Conquistas e avanços

Irene de Jesus, da comunidade de Serra Preto, na Bahia, relata como cisternas construídas no lugar mudaram sua vida
por Portal Brasil publicado: 12/12/2014 15h11 última modificação: 12/12/2014 15h12

A fome era algo comum na vida da família da agricultora Irene Santos de Jesus, da comunidade de Serra Preto, na Bahia. “Nós éramos excluídos”, disse ela.

A transformação ocorreu com a chegada da cisterna de primeira água, em 2004, do Água Para Todos, um dos programas do Plano Brasil Sem Miséria.

Mãe de dois filhos, ela conta que com a cisterna deixou de caminhar por duas horas com uma lata na cabeça à procura de água potável para beber.

Irene relatou sua mudança de vida durante a sexta edição do Diálogos Governo-Sociedade Civil, nessa quinta-feira (11), em Brasília.

 

Beneficiária do Bolsa Família, Irene não ficou parada e continuou trabalhando. Com a cisterna de produção, ela pôde plantar. Atualmente, a agricultora vende sua produção de hortaliças para dois supermercados da região.

“Ganhei três canteiros econômicos. Hoje, estou com 18 canteiros. Tenho de tudo na minha horta”, contou, com orgulho. “Eu tenho a honra de dizer que sou dependente de mim mesma.”

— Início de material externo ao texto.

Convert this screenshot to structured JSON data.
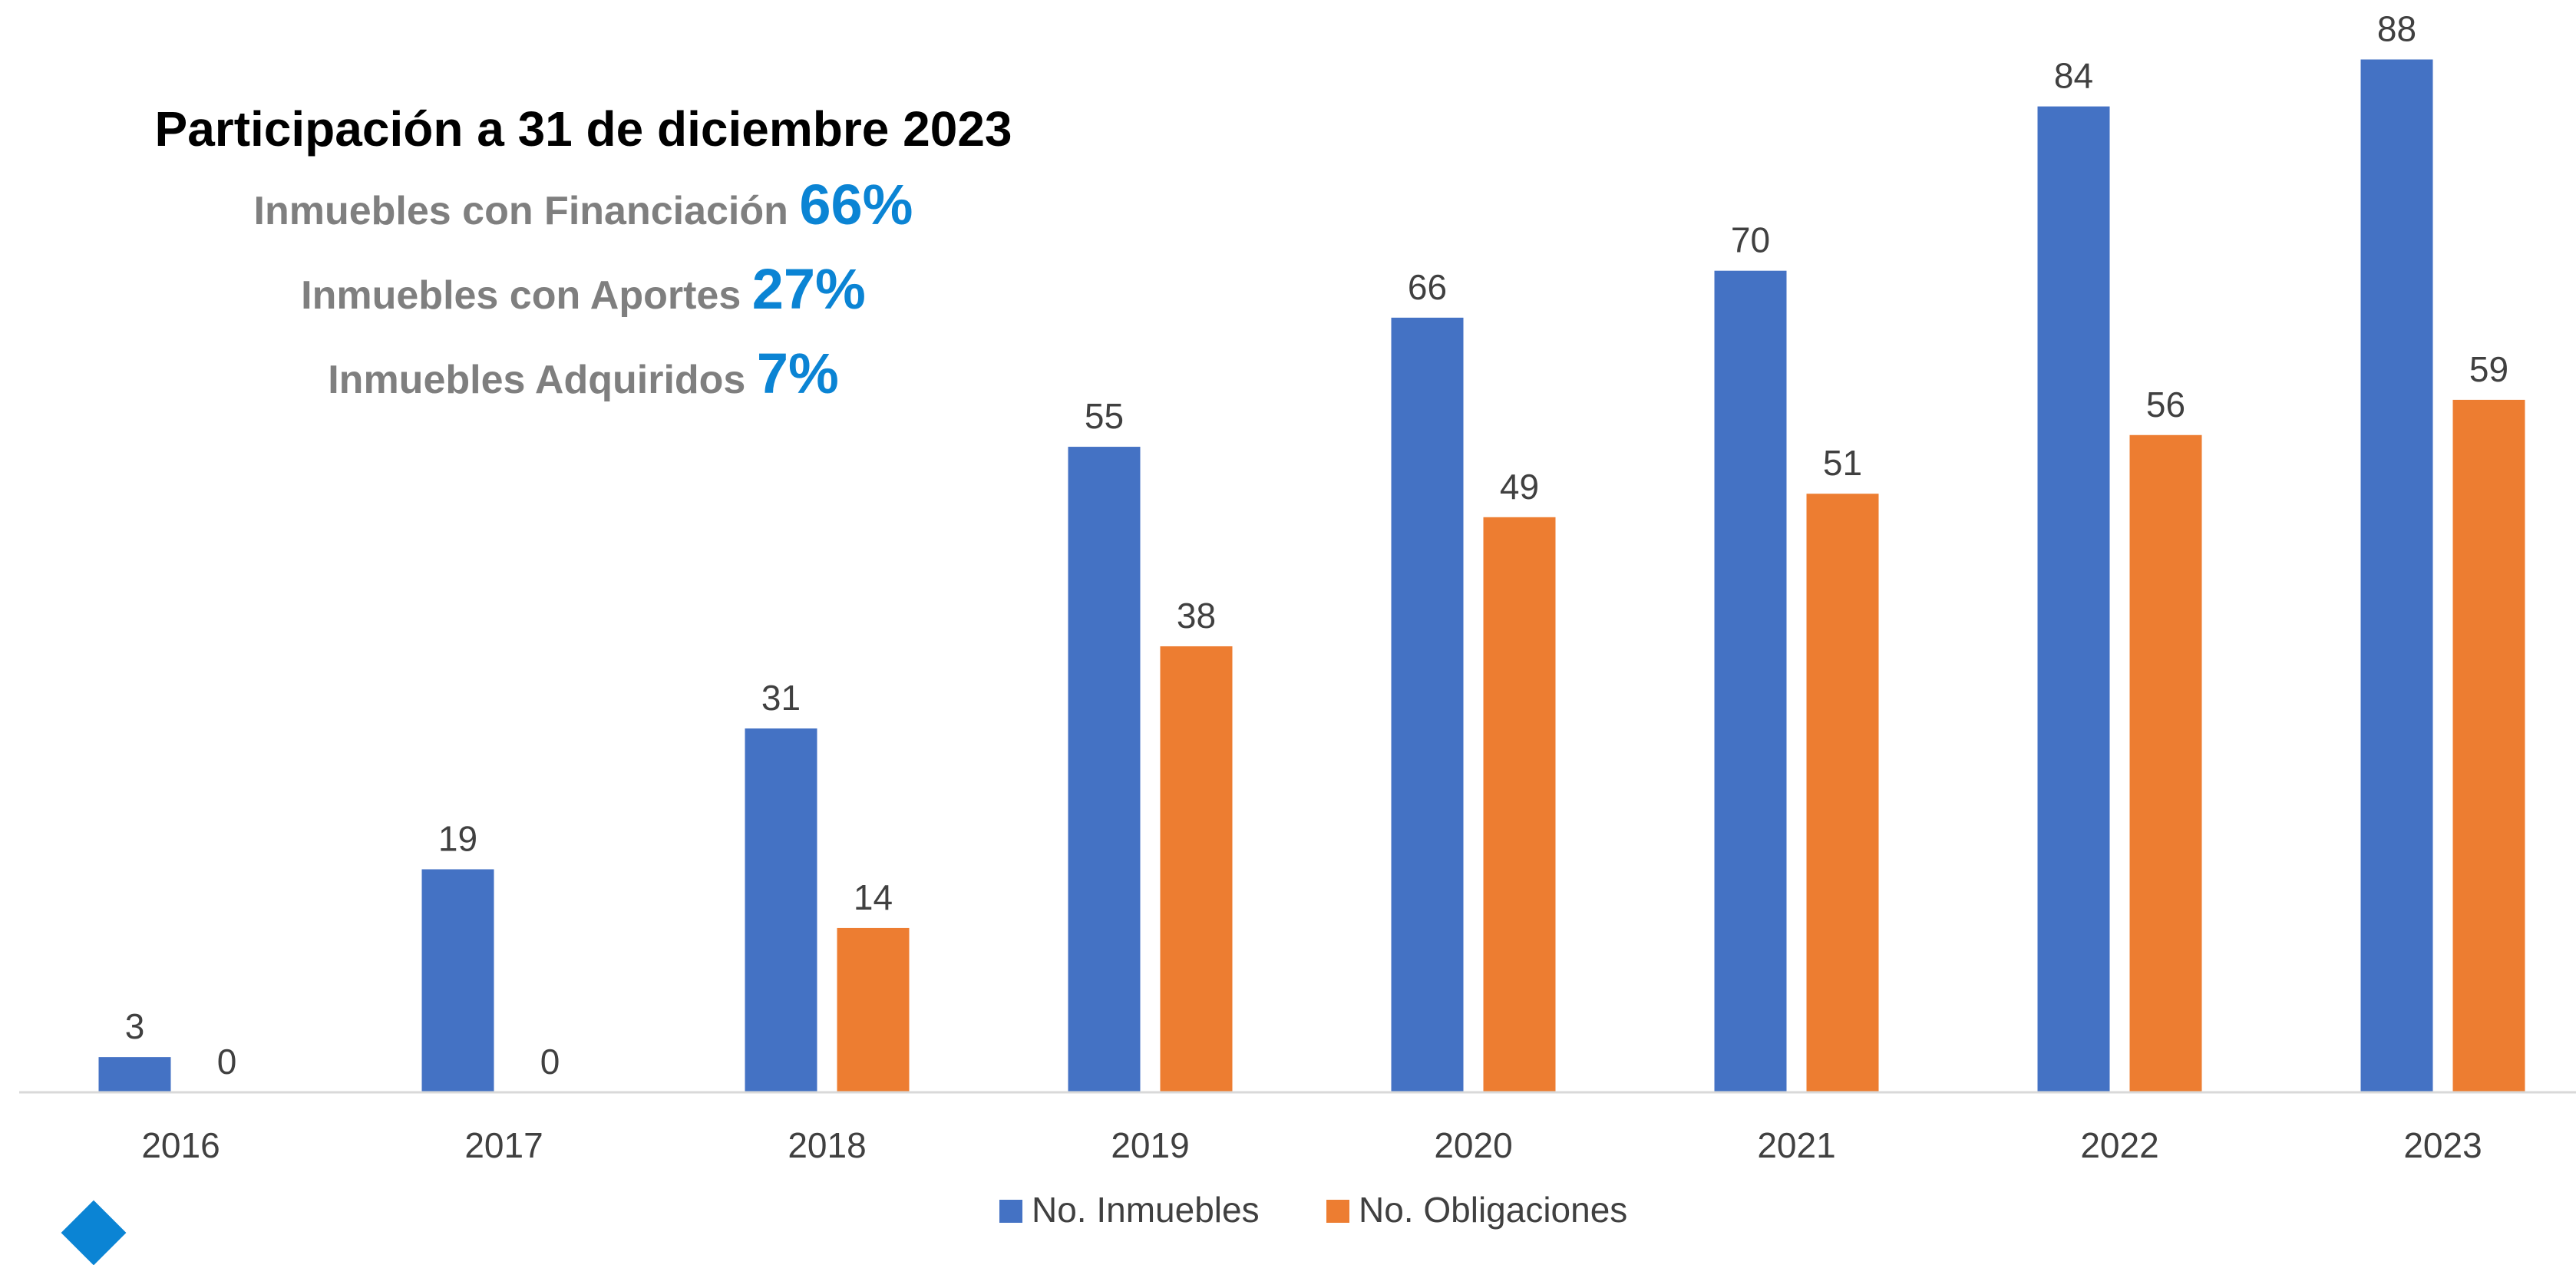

Para ela, a cisterna trouxe muito mais que melhoria financeira para sua família. Irene lembra que os filhos sofriam com as doenças em decorrência da água de má qualidade.

O coordenador geral da Rede de Articulação do Semiárido Brasileiro (ASA), Naidison Baptista, que também participou do evento, destacou o número de um milhão de cisternas no Semiárido.

Para ele, este foi um passo importante em direção à universalização da água na região. “Isso significa dizer que um milhão de mulheres deixam de carregar água na cabeça para abastecer suas casas.”

Na avaliação de Naidison, ainda há outros desafios a serem superados em relação à população mais pobre do país. “Precisamos resolver, por exemplo, a questão do acesso das comunidades e povos tradicionais aos territórios.”